Das Bühnenprogramm verantworten Ulrich Waller und Thomas Collien vom St. Pauli Theater, die Gastronomie Rüdiger und Dirk Kowalke vom Fischereihafen Restaurant, einer der besten Adressen traditioneller Hamburger Küche. So was kostet. Konkret: 17,90 für einen „Theaterteller“. Der Theaterteller ist das Stammessen im Hansa-Theater, Schinken mit Melone, geräucherter Lachs, Bayerischer Wurstsalat, Salami, Käsecreme mit Radieschen und Schnittlauch. Passt das zusammen? Egal. Wichtig ist: Der Theaterteller als Angebot vom Ende des 19. Jahrhunderts ist ein Original. Und als solches ein Paradebeispiel für das, was den Reiz dieses Hauses ausmacht.
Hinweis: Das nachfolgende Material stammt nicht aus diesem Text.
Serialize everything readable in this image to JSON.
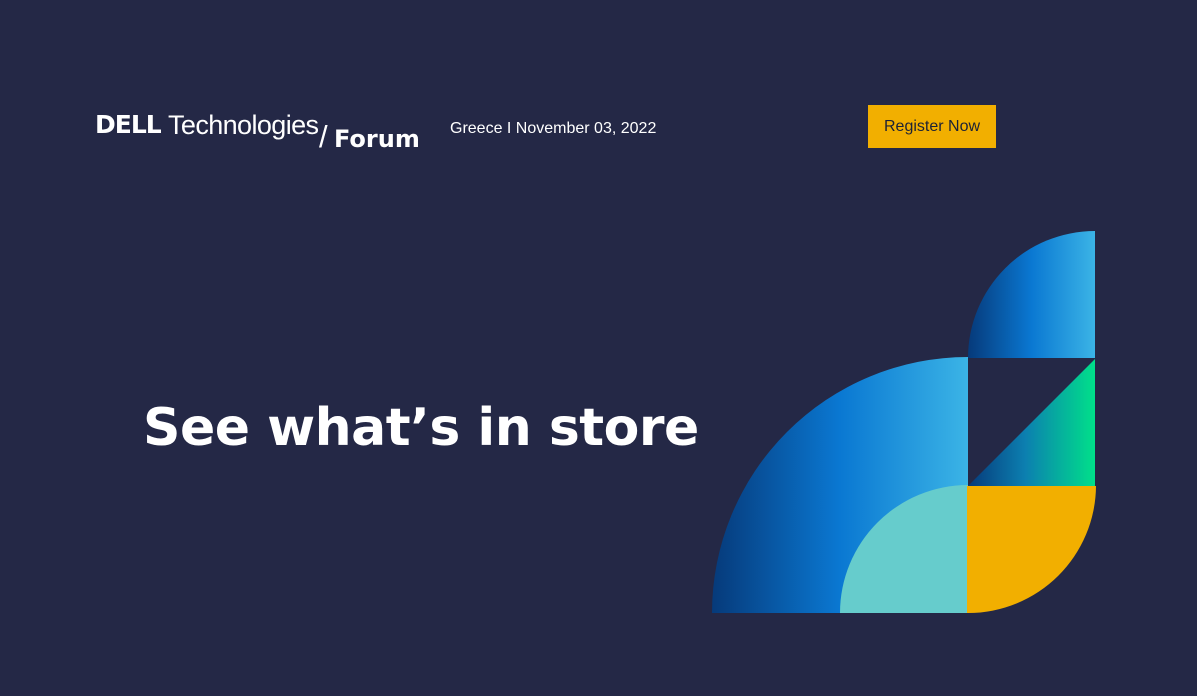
{
  "header": {
    "logo": {
      "dell": "DELL",
      "technologies": "Technologies",
      "slash": "/",
      "forum": "Forum"
    },
    "event_info": "Greece I November 03, 2022",
    "register_label": "Register Now"
  },
  "hero": {
    "headline": "See what’s in store"
  },
  "colors": {
    "background": "#242846",
    "accent_yellow": "#f2af00",
    "blue_light": "#3bb4e6",
    "blue_mid": "#0a78d2",
    "blue_dark": "#063a7a",
    "teal": "#66cccc",
    "green": "#00e08a"
  }
}
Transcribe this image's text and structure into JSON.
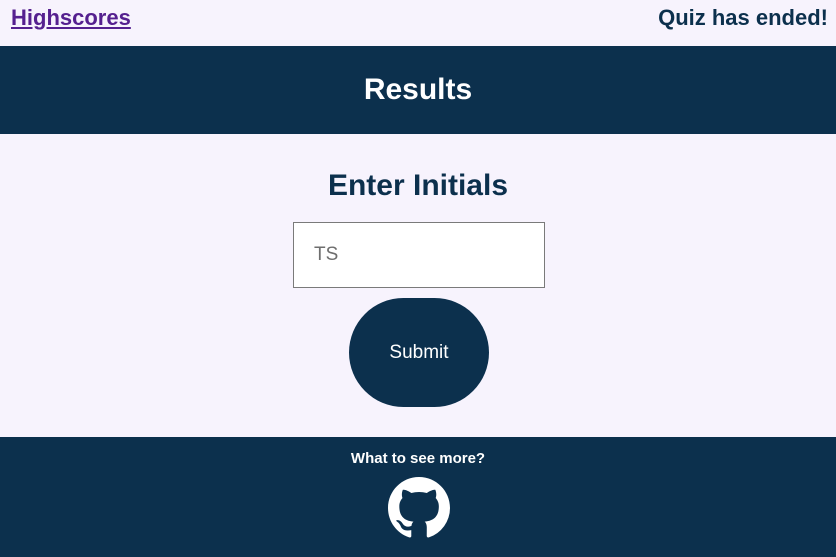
{
  "header": {
    "highscores_label": "Highscores",
    "status_text": "Quiz has ended!"
  },
  "banner": {
    "title": "Results"
  },
  "form": {
    "heading": "Enter Initials",
    "initials_placeholder": "TS",
    "initials_value": "",
    "submit_label": "Submit"
  },
  "footer": {
    "prompt_text": "What to see more?",
    "icon": "github-icon"
  },
  "colors": {
    "primary": "#0c304d",
    "background": "#f7f3fd",
    "link": "#55208f"
  }
}
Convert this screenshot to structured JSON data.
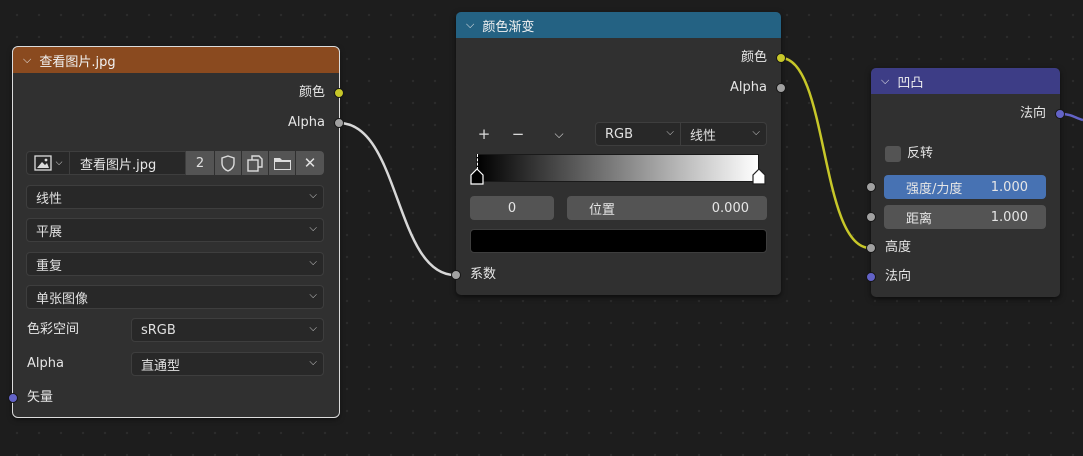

Die schillernde Geschichte des Hansa-Theaters
Seit 125 Jahren existiert das Hansa-Theater am Steindamm. Gegründet wurde es am 5. März 1894 vom Bierbrauer Paul Wilhelm Grell, wobei der nicht in erster Linie an Kunst interessiert war, auch nicht an Unterhaltung – er wollte vor allem einen Ort haben, um sein Heider Export an den Mann zu bringen. Bald aber wurde der Spielbetrieb professionalisiert, der Saal auf sagenhafte 1500 Plätze erweitert, die Darbietungen von der Bier-Begleitung ins Zentrum des Abends gerückt. Ab 1900 hatte sich der Steindamm zum großstädtischen Boulevard entwickelt, der zum Flanieren einlud, außerdem blühte die Varietékultur in der Hafenstadt Hamburg noch ein wenig bunter als anderswo.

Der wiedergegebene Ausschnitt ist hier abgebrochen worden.